7. Brown (1-7), (7-18) Point guard Sean McGonagill sustained a concussion against Penn two weekends ago that kept him out of the lineup against Columbia and Cornell. The result was a Brown team that was not able to keep up with opposing backcourts or defend the perimeter, as Cornell and Columbia both shot the ball over 50% from three this weekend. The Bears were blown out at Columbia, stuck with a short bench in New York for the second straight year. At Ithaca, Brown hung around for a while, closing within 6 in the final minutes on the wings of a hot shooting night from Matt Sullivan, but the final result was never truly in doubt. The unfortunate truth for the Bears is that, given the depth of the league this year, the only game left that they have a good shot of winning is next weekend at Dartmouth, and even then, they’ll be underdogs. Fans of Bruno should take solace in the promising squad coming together for 2012-13 when Halpern returns, Maia makes his debut, and McGonagill gets a little space as opponents are forced to attend to other weapons. -Bruno March

8. Dartmouth (0-8), (4-20)

This weekend brought (what else) more grisly results for the Big Green. Dartmouth jumped out to an 11-1 lead in the first eight minutes against Princeton, but the Tigers clawed back within 2 by halftime and mauled the Big Green in the second half to win by 12.  The next night was little better. After trailing by as many as 13 in the second half, Dartmouth fought all the way back to tie at 55 with 23

seconds left before Zack Rosen delivered a dagger three with three seconds remaining. Freshman Jvonte Brooks was a stud in both games with 11 points and 13 rebounds, then 18 points and 10 rebounds, but it was all for naught. We’ve been saying all along that it’s a matter of time before the Big Green break through, but it’s running out of chances. Dartmouth's last best shot will be this Saturday when Brown comes to Hanover. -C. River Banks


1 thought on “IHO Power Poll: February 13, 2012”

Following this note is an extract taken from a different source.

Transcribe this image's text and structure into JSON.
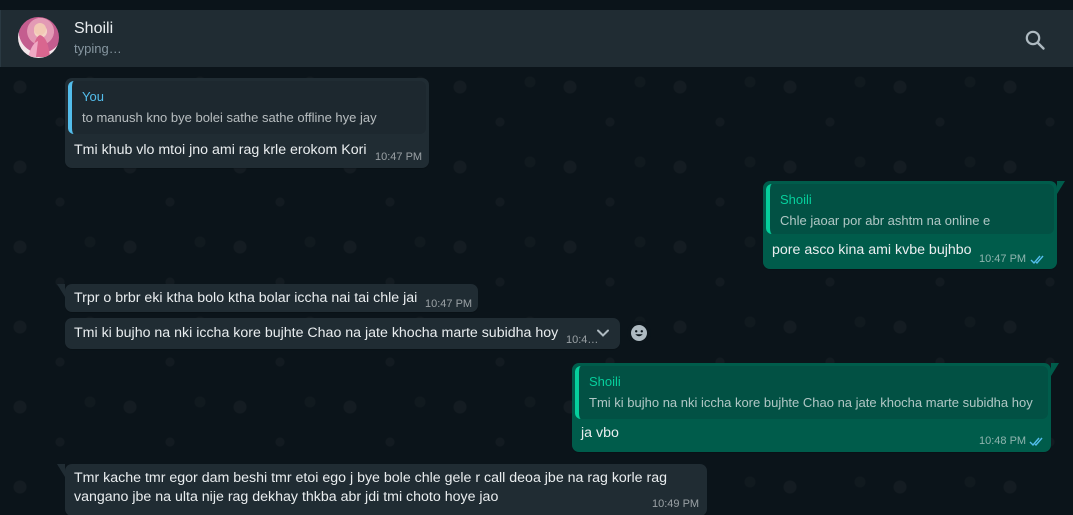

  1. Princeton’s upset win over Harvard is, after all, just that: an upset. Of the three teams in control of their own destiny, the Crimson have a rather clear advantage having beaten both Yale and Penn on the road. The Yale game was an inexplicable blowout, a 30 point debacle that wasn’t that close. The real significance of the Tiger win on Saturday may be for Mitch Henderson, a statement to himself and to his team: “I can do this, and if you pay attention, you can, too.” The Tigers have a real shot to play in the post-season, something that seemed out of reach after a shaky start to the season. The rematch in Cambridge is a huge opportunity for Henderson’s team, even if it may have no real impact on the Ivy standings.